PELECEHAN seksual banyak terjadi di Indonesia, hal ini dikarenakan minimnya pengetahuan dan keberanian untuk membela diri, mencegah, maupun melaporkan tindakan pelecehan seksual di masyarakat. Pelecehan seksual adalah penyalahgunaan hubungan perempuan dan laki-laki yang merugikan salah satu pihak (karena dilecehkan maka direndahkan martabatnya). Kejahatan asusila atau moral offences dan pelecehan seksual atau sexual harassment merupakan dua bentuk pelanggaran atas kesusilaan yang bukan saja merupakan masalah hukum nasional negara, melainkan telah menjadi masalah hukum semua negara di dunia.
Dalam hal terjadi kasus pelecehan seksual dan korban langsung melaporkannya ke pihak berwajib, maka kasus tersebut segera ditangani dan pelaku dapat segera ditangkap. Sayangnya, usaha tidak senantiasa membuahkan hasil karena realita menunjukkan bahwa dari ribuan kasus pelecehan seksual yang telah dilaporkan, masih banyak yang berakhir dengan ketidakadilan.
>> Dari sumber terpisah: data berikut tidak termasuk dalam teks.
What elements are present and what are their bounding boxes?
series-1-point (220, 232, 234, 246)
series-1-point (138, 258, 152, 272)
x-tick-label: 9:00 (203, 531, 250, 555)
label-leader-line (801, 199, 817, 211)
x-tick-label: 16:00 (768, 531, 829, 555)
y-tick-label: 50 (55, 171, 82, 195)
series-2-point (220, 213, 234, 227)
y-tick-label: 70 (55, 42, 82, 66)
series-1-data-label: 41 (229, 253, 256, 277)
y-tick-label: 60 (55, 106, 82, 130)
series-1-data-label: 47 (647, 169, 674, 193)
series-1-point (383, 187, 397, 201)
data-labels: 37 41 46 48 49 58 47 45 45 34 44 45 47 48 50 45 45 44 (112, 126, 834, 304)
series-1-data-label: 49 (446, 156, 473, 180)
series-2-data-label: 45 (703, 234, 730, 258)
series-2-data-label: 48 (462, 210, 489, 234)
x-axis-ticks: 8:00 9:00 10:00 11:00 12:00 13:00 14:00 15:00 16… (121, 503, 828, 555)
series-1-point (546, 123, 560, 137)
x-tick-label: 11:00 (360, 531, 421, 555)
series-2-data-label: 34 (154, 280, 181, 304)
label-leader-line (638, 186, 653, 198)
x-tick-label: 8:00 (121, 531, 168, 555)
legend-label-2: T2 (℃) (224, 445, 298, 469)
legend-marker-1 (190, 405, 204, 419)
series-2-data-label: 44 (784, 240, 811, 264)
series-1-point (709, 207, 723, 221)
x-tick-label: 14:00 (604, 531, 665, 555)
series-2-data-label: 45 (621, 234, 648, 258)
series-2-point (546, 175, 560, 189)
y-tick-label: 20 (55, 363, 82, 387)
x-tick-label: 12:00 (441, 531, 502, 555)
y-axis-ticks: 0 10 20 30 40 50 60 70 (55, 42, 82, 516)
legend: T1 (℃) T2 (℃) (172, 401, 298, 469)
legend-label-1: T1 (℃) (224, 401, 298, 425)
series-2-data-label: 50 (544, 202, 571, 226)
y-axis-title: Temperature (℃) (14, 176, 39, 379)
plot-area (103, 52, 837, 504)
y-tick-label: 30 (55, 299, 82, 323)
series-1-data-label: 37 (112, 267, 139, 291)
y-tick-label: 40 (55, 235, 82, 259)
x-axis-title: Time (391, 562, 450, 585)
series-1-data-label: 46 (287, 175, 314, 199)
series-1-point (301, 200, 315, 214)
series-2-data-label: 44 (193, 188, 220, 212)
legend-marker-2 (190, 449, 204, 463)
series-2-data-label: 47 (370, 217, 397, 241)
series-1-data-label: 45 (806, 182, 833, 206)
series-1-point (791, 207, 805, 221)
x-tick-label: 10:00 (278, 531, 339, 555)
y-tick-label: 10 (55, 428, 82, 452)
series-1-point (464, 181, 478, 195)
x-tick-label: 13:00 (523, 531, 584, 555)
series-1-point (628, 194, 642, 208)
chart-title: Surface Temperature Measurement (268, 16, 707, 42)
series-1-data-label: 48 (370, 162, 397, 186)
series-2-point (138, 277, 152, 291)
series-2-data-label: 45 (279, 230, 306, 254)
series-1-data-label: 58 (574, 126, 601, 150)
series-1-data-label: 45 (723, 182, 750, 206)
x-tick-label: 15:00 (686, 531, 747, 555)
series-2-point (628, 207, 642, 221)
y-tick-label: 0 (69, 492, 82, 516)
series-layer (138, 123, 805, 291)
Dimana pelaku tidak menerima hukuman yang seharusnya ia terima, atau pelaku dan korban diminta untuk berdamai dengan cara “menikah”.
Dalam kehidupan masyarakat, seorang korban pelecehan seksual kerap menerima hinaan dan cibiran. Mereka dianggap telahkotor dan tidak suci, sehingga alih-alih mendapatkan keadilan dan pembinaan mental, korban justru mendapatkan sanksi sosial yang akan membuat mereka semakin trauma dengan dunia luar.
Maraknya kasus pelecehan seksual di Indonesia menjadi tanggung jawab pemerintah dan berbagai lapisan masyarakat untuk mengimplementasikan regulasi yang ada. Namun, sejauh ini implementasinya belum optimal karena kurangnya pemahaman masyarakat mengenai perkara pelecehan seksual. Pelecehan seksual merupakan fenomena gunung es, mengingat kasus-kasus yang muncul di permukaan hanyalah sebagian kecil dari banyaknya kasus yang benar-benar terjadi di dunia.
Di Indonesia, peraturan yang mengatur tentang tindakan pelecehan seksual yaitu Undang-Undang Nomor 12 Tahun 2022 tentang Tindak Pidana Kekerasan Seksual (UU TPKS), Peraturan Menteri Pendidikan, Kebudayaan, Riset, dan Teknologi Republik Indonesia Nomor 30 Tahun 2021 tentang Pencegahan dan Penanganan Kekerasan Seksual di Lingkungan Perguran Tinggi (Permendikbudristek 30/2021), Undang-Undang Nomor 23 Tahun 2004 tentang Penghapusan Kekerasan dalam Rumah Tangga (UU PKDRT), Kitab Undang-Undang Hukum Pidana (KUHP), Undang-Undang Nomor 31 Tahun 2014 tentang Perubahan atas Undang-Undang Nomor 13 Tahun 2006 tentang Perlindungan Saksi dan Korban, serta Undang-Undang Nomor 11 Tahun 2012 tentang Sistem Peradilan Pidana Anak (SPPA).
Nampaknya, kehadiran peraturan peraturan tersebut tidak serta merta mampu membasmi tindakan asusila. Pelecehan dapat terjadi di mana saja, kapan saja, dan kepada siapa saja. Sehingga perlindungan terhadapnya membutuhkan perhatian yang ekstra. Hadirnya beberapa regulasi menjadi suatu terobosan dalam menangani kasus pelecehan seksual. Namun, beberapa regulasi dan kebijakan yang ada belum mampu terealisasi untuk mengatasi kasus pelecehan seksual. Sampai saat ini, regulasi tersebut tidak adanya jaminan bahwa perkara pelecehan seksual tidak terulang kembali. Tentunya hal ini menjadi fokus utama sebagai bentuk proses pencegahan dan pemulihan korban pelecehan seksual. Kemudian, perlunya melakukan edukasi baik terhadap aparatur negara maupun masyarakat agar menjunjung tinggi perspektif adil gender sehingga tidak mendiskriminasi dan memberikan stigma buruk mengenai korban pelecehan seksual.